People who manipulate are outstanding in their ability to find people who are vulnerable to being manipulated.

Agree. There are people who are sociopaths,...they act like this because they have been taught this. There are people who are psychopaths,...they act like this because they are naturally like this. Many leaders of people (business, politics, and religion) fit these personality profiles. Then,...there is good old fashioned neurotypical social behavior which thrives on a degree of dishonesty and deception, commonly known as "little white lies" that are often considered "polite" or "politically correct" so that feelings don't get hurt or so that the communication does not come off as "blunt" or "rude".

Personally,...all of that behavior, regardless of underlying causes or intent,...really just comes off as deceptive and makes me distrustful of the other person.

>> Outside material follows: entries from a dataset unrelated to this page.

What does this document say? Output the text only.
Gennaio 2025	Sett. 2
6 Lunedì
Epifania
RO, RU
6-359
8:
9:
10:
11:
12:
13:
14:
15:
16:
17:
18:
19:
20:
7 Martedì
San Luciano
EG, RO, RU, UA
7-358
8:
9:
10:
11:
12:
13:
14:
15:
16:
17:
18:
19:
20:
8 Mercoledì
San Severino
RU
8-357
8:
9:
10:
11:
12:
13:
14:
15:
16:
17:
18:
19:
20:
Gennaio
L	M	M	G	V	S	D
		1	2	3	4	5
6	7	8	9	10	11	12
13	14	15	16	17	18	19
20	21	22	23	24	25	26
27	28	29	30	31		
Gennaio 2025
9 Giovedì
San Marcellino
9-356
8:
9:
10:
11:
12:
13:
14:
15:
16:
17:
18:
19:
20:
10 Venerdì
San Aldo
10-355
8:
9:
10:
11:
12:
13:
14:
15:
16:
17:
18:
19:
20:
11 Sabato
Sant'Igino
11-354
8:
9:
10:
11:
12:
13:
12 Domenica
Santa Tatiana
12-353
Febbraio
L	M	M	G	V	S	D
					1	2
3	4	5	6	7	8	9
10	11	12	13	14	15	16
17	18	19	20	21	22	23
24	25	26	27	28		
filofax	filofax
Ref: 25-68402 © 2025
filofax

Don't give me a relaxed smile and a calm voice and try to BS me.
 
If only people would explain fair and square what's practical for them. I feel suited when people are suiting themselves in the genuine sense and not contorting.

And if on the odd occasion they over-promised, what's so bad about clarifying? I have to do that. It's the song and the dance and pretending not to make a song and dance I can't stand.

Pandering to "my ego" which I haven't got - i.e flaunting theirs!
 
If only people would explain fair and square what's practical for them. I feel suited when people are suiting themselves in the genuine sense and not contorting.

And if on the odd occasion they over-promised, what's so bad about clarifying? I have to do that. It's the song and the dance and pretending not to make a song and dance I can't stand.

Pandering to "my ego" which I haven't got - i.e flaunting theirs!